Mensch tracht, un Gott lacht

Monday, November 01, 2004

One Antiwar Zealot for Bush

Presidential candidates mining the upper Midwest are apt to lose sight of a local tradition that may prove extremely important. Des Moines Register columnist David Yepsen got it just right. He noted that, “Our ancestors brought both isolationism and pacifism to the prairie, and those strains have dominated the state's political gene pool today, unless it's akin to the Civil War or the Japanese attack on Pearl Harbor.”

Charles Lindbergh chose Des Moines to deliver a speech on September 11, 1941 warning against rushing to war without a plan. “We are on the verge of a war,” said Lindbergh, “for which we are still unprepared and for which no one has offered a feasible plan for victory.” Senator Kerry talks like that too, now that it’s too late. Yet Kerry’s plans for the future seem every bit as warlike as President Bush, if not more so.

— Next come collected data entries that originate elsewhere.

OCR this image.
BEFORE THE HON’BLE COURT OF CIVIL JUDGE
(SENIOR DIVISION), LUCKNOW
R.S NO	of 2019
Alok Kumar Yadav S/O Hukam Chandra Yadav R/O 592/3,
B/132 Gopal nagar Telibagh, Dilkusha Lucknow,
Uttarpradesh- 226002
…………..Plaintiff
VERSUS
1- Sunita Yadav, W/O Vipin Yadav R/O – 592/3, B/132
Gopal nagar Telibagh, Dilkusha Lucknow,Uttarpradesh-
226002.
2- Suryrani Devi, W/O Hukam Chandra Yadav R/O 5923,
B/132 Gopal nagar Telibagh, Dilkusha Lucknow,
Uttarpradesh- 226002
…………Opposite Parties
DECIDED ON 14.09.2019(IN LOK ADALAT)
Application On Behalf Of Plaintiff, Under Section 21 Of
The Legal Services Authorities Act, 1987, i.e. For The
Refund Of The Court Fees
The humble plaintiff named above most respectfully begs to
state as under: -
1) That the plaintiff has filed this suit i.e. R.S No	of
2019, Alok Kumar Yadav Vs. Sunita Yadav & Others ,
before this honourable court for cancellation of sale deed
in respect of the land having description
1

I feel entitled to say that because I wrote several columns before the war trying to prevent it. On December 4, 2002, I predicted “war and its aftermath would be more costly and difficult than the optimists admit.” On March 13, 2003, I warned the Iraqis “may violently resist occupation . . . Just keeping the place from coming unglued could be a chore.” My critique of the CIA report on WMD, “Intelligence Without Brains,” was reprinted at antiwar.com.

Because of my credentials as an antiwar zealot, I now get angry e-mails from fellow zealots asking why I have been so critical of Senator Kerry’s economic schemes. For one thing, I am an economist; so I hate watching economic facts and figures so amateurishly tortured. But my isolationist side also sees no reason to prefer Kerry to Bush.

It is Senator Kerry, not President Bush, who keeps saying we need more troops in Iraq. He pretends the extras soldiers will be French or German, but nobody believes that. He says he’d train the Iraqis “faster,” which is blatantly meaningless.

The U.S. military had more than 1.4 million young men and women on active duty, yet only a tenth of them are in Iraq. We still have 75,000 in Germany, 40,000 in Japan. President Bush plans to reduce forces in Europe and Asia. It’s about time. Senator Kerry prefers to add yet another 40,000 to the armed forces. But he has no way to pay them and no place to put them. Maybe France?

A larger standing army does not bode well for those of us who believe the reason for a Defense Department is to defend the U.S. homeland rather than to fix-up foreign roads and schools. Regardless who got us into the Iraq War (including a fantasy-prone CIA), I cannot see any difference between President Bush and Senator Kerry on how they would get us out, except that Kerry is more inclined to add troops.

So the main difference between Bush and Kerry lies in their grasp of economics. I am as certain as the new Nobel Laureate Ed Prescott, who spent much of his career at the Minneapolis Fed, that President Bush is far more likely than Senator Kerry to help preserve and extend the budding economic expansion. When the economy performs well, that lifts the nation’s confidence and resources needed to accomplish many other tasks – including a graceful exit from this divisive war.